Sparkling gems and new releases from the world of Free and Open Source Software


One of the best things about Linux is that it's easy to augment your distribution's base functionality with whatever tools and utilities you need for your own specific hardware. It's common to use the sensors package to monitor system temperatures and fan speeds, for example, or to install the thermal daemon, thermald, to control the fan speed across different temperature thresholds to save power or to maximize performance. While you can often monitor storage temperatures with these tools, neither will let you control how and when an external disk can be suspended to save both power and wear and tear on your hardware. But this is something you can do with hd-idle, a modern re-implementation of Christian Mueller's hd-idle with some additional features.

Hd-idle is a utility that navigates the syntax and protocols associated with spinning down a hard drive for you, without you having to understand or study the principles. Without hd-idle, it can even be difficult getting a drive to listen to your hdparm power management and standby incantations, but hd-idle seems to sidestep all of this and "just work," at least on the drives we tested it with. This is important because the data on your drives is obviously precious, and you don't want to make a mistake. With a simple configuration file to edit and a single command to run, your drive will spin down and sleep after whatever duration you've set, and this includes external USB drives. If you do encounter problems, there's an excellent debug mode that will output everything, including spin up and spin down times in an attempt to highlight an issue. But for most of us, hd-idle will just work, and after testing from the command line can safely be daemonized to a systemd service and left to run automatically in the background.

Project Website

Spinning down a drive too regularly can lead to damage, which is why hd-idle defaults to a safe 10 minutes.

Windows VST bridge


It's always surprising just how many excellent and innovative audio production tools you find on Linux. As we've said many times before, they may not have the professional sheen of the commercial mainstays on macOS and Windows, but they make up for that in flexibility and rapid progress. Yabridge is one of the best examples of this. The "ya" in its name refers to the oft-used phrase "Yet Another," and in this case, yabridge is "yet another way to use Windows VST plugins on Linux." This is quite self-deprecating, because, while there are indeed a few projects that try to do the same thing, yabridge is the best. For the uninitiated, VST plugins are discrete audio instruments and effect-processing applications. There are thousands, from samplers and synthesizers to spring reverbs and noise reducers, and there are an order of magnitude more VST plugins for Windows than there are for Linux, especially of the commercial variety.

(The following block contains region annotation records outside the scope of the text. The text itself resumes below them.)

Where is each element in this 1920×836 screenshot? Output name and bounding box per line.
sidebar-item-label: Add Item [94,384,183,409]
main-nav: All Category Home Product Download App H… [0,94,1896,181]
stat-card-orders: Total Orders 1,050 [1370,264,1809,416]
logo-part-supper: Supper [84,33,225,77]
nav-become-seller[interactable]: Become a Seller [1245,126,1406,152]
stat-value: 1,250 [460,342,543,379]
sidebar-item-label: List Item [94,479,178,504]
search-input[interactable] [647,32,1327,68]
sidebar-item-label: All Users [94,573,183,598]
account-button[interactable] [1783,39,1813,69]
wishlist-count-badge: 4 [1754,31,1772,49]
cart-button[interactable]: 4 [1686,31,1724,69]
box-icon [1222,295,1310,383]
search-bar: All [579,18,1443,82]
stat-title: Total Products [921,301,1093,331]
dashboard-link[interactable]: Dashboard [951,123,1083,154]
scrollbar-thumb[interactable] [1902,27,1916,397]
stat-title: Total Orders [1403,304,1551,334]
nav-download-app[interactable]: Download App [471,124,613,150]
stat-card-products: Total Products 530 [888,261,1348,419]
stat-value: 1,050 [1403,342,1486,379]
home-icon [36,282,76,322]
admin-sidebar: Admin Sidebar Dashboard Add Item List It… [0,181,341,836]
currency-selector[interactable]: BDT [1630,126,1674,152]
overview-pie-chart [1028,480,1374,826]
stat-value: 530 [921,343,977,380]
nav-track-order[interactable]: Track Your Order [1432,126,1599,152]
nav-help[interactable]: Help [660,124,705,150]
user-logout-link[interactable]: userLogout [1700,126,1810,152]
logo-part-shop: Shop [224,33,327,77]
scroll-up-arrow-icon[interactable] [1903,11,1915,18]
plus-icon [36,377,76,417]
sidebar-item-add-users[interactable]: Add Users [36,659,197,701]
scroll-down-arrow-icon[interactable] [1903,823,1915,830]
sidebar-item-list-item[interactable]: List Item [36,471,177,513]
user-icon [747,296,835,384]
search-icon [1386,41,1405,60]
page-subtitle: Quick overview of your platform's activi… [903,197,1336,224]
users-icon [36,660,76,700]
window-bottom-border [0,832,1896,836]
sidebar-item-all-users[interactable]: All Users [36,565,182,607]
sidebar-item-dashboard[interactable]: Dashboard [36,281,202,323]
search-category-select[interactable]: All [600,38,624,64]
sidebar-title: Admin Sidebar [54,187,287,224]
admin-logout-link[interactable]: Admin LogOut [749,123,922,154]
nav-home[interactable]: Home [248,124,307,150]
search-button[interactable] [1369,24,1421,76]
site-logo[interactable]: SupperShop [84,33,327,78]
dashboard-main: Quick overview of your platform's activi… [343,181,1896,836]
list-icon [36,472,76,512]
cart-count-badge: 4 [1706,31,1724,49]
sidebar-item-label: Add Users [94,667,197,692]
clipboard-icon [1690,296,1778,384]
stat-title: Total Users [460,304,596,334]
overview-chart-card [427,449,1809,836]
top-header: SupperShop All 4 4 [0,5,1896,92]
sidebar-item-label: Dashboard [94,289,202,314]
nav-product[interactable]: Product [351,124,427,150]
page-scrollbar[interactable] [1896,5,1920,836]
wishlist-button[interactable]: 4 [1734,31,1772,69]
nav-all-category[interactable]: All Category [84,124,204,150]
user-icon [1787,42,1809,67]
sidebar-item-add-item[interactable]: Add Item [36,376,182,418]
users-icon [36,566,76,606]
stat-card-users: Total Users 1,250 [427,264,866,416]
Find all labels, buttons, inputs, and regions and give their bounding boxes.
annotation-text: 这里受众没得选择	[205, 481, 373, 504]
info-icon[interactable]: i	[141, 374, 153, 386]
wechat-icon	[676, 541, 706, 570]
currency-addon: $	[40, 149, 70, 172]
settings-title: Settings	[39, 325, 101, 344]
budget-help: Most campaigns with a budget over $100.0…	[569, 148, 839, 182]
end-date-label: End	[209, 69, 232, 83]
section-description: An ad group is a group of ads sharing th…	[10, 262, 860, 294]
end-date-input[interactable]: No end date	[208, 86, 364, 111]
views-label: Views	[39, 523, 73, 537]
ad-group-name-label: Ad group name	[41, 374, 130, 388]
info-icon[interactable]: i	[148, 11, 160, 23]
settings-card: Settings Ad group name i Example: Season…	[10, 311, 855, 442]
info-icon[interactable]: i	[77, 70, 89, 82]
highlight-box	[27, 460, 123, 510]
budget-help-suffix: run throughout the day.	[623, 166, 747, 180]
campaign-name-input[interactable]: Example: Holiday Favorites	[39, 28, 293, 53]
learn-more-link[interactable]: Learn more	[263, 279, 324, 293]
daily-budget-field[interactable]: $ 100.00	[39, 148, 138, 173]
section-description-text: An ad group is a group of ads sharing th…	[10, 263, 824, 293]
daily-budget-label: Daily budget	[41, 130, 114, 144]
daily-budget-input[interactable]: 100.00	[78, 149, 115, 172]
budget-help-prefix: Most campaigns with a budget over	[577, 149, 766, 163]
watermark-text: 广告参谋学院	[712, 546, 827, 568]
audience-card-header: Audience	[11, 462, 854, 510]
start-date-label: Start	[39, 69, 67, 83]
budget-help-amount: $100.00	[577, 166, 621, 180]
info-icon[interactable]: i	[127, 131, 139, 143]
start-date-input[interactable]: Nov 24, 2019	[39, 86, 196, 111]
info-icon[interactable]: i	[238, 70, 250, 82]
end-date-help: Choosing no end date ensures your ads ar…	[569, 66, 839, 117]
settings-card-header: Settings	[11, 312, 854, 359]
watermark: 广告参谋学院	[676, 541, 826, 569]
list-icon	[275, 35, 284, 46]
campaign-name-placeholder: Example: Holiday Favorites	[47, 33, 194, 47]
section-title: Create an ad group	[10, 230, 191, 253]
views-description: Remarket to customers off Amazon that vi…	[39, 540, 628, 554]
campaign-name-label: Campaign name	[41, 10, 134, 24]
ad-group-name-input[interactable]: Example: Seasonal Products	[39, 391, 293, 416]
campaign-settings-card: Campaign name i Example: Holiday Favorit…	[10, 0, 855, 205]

As is the Linux way, many Windows VSTs can be made to work on Linux, but it can be a complex and convoluted process that involves Wine, PulseAudio, and the VST SDK. Yabridge abstracts this complexity into a single package that's even available as a binary download. It promises some level of compatibility with hundreds of VST plugins, including commercial stalwarts from Native Instruments, Serum, and PSPaudioware. Installation still requires you to have a functioning version of Wine Staging, which you then use to install whatever Windows VST plugins you wish to use. Yabridge will then detect these and operate as the "bridge" between the Windows-embedded VST installation and the native Linux VST host running on your system. As long as your favorite Linux audio application supports Linux VSTs, the Windows-VST served by yabridge will appear as Linux-native instruments and effects, delivering the best of both worlds.

Project Website

Yabridge lets you run some of the best Windows-only VST synths and audio effects on your Linux desktop.